Collaboration has always been an essential ingredient for consumer packaged goods (CPGs) companies and value-chain partners when introducing a new product or packaging format. Recently, Nestlé Australia debuted a “soft wrapper” prototype package made of recycled plastic film, and the supply chain behind this new prototype is a who’s who of suppliers: LyondellBasell, Amcor Flexibles, iQ Renew, Licella and Taghleef Industries.
According to Nestle, the KitKat soft packaging film wrapper is made from 30% recycled, biaxially oriented propylene (BoPP) with a metallized coating and a thickness of 28 um. Licella Holdings, an Australian company, creates the soft packaging film via its Cat-HTR advanced recycling technology that produces a synthetic oil called Plasticrude.
“Manufacturers like Nestlé will have a key role in driving demand for food-grade recycled soft plastic packaging, and creating market conditions that will ensure all stakeholders throughout the value chain view soft plastics as a resource and not waste,” says Sandra Martinez, CEO of Nestlé Oceania.
This collaboration includes iQ Renew, an Australian recycling company, that takes specific plastic waste at its material recovery facilities (MRF) and supplies the raw material to Licella. The specific type of plastic waste needed for Licella’s advanced recycling technology includes a range of soft packaging films: polypropylene, polystyrene, low-density polyethylene and multi-layer flexible plastic packaging. The advanced recycling can produce up to 85% synthetic oil from the multi-layer packaging film, according to Licella.
While Licella creates the synthetic oil, LyondellBasell converts the oil into a food-grade polypropylene film, and Amcor prints and creates the wrapper. According to Nestlé, the packaging idea sprung from a collaboration with Australian recycler iQ Renew and the curbside collection of soft plastics in the country. Viva Energy Australia refines the synthetic oil.
“This collaboration shows how soft plastics can be part of the circular economy when stakeholders across the entire value chain work together,” says Simon Roy, VP and general manager at Amcor Flexibles Australia & New Zealand.
U.S. Developments
A virtual conference in February 2021 titled “The Fresh Food, Packaging and Sustainability Summit” at Clemson University produced a session on trends in chemical and advanced recycling in the U.S. An expert on these topics is Prapti Muhuri, a manager of recycling and recovering at the American Chemistry Council, and she provided insights on recent developments in this area.

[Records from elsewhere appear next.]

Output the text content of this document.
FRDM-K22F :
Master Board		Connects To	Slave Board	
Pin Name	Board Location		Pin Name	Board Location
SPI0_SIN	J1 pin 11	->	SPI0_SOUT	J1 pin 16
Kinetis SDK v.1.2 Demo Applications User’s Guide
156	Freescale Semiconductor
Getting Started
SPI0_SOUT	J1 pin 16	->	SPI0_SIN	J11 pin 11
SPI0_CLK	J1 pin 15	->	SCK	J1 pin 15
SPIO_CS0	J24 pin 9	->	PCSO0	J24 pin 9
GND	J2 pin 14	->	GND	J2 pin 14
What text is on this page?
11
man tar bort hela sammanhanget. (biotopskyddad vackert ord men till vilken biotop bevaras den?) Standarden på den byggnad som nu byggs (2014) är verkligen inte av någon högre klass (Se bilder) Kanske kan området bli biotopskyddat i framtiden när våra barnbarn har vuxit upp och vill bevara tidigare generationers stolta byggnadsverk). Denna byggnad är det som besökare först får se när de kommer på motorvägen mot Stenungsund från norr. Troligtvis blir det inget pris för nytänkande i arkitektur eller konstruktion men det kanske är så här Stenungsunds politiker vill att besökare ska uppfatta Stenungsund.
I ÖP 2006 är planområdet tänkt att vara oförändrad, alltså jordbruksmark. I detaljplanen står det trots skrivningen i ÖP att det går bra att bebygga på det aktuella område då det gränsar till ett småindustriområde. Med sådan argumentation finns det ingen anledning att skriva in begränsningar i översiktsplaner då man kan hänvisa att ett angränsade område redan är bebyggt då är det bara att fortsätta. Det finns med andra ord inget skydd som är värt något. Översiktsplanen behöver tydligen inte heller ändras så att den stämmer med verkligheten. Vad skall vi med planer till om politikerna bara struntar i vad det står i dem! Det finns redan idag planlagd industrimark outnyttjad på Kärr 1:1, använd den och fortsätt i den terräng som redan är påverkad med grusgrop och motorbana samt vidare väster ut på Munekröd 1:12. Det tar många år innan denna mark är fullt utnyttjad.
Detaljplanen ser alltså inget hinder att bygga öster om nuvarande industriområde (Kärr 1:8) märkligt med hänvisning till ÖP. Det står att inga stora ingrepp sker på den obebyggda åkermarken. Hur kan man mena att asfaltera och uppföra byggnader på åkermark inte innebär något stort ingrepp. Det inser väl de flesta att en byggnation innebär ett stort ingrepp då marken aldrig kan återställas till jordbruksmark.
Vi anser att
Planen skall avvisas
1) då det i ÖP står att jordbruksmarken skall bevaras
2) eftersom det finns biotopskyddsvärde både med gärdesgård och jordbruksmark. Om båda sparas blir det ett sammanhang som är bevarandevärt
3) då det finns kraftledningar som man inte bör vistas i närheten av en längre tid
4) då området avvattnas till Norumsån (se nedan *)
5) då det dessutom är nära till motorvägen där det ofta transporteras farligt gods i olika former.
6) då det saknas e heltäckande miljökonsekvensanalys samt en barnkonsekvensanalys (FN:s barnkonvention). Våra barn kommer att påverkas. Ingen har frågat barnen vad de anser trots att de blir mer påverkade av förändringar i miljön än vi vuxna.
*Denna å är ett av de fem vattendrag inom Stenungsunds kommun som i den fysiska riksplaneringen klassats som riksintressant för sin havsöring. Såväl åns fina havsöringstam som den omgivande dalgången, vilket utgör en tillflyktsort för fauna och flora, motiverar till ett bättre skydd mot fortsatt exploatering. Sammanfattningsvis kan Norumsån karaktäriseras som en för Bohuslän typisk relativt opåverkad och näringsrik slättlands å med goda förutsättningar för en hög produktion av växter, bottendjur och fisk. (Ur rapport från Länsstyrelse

“Since 2018, we've seen over a $5 billion investment in modernizing plastics recycling — mechanical and advanced recycling,” says Muhuri. “Eighty percent of those projects were advanced recycling projects in the U.S., and that has the potential to divert more than four million metric tons of plastics from landfills or nine billion pounds of material.”
A young company in the advanced recycling sector is Braven Environmental, based in Yonkers, N.Y., and its pyrolysis technology can recycle multiple plastic waste categories — including one, two, four, five, six and seven — and plastic film and bags. Braven’s IP technology breaks down waste plastics to its original molecular form and then sells its Braven PyChem oil to refineries.
The company’s first commercial facility is located in Zebulon, N.C., and a second pyrolysis plant in Virginia is coming online later in 2021. The new commercial facility will be able to recycle approximately 65,000 metric tons of waste plastic per year while producing 50 million liters of its hydrocarbon blend.
“Our partners for the North Carolina plant have done a great job in creating a plastic profile for Braven that needs very little sorting,” says Ross Sloane, director of business development at Braven Environmental. “There are multiple steps in advanced recycling operations and it’s important that our strategic partners deliver (the right) decommissioned plastics.”
Plastic waste purity is important for both Licella’s Cat-HRT technology and Braven’s PyChem. The Cat-HRT technology needs specific soft plastic material collected by Australian Recycler iQ Renew for the KitKat wrapper, and PyChem also needs pure plastic waste. Braven and its mechanical recycling operations at its North Carolina facility sorts sulfur, rubber and glass from the plastic waste bales.
Another important development cited during the recent virtual sustainability conference is traceability of post-consumer recycled (PCR) content and governance.
“We work very closely with the converters to help us establish PCR traceability because we won't necessarily buy the resin, as we just buy the package,” says Linda Roman, head of packaging growth and technology at Kraft Heinz Company during the advance recycling conference session. “So we need to make sure we're specifying the recycled content within that package, cite a trail and know it’s made from recycled content.”
Muhuri from American Chemistry Council cites that third-party organizations have done an excellent job in this area.
“Brands need to report with increased confidence that the amount of certified recycled content is happening,” says Muhuri. “Current third-party certification, such as the International Code Council (ICC) plus certification and Underwriter Laboratory (UL), shows that the recycled content being added to end products with advanced recycling is being certified.”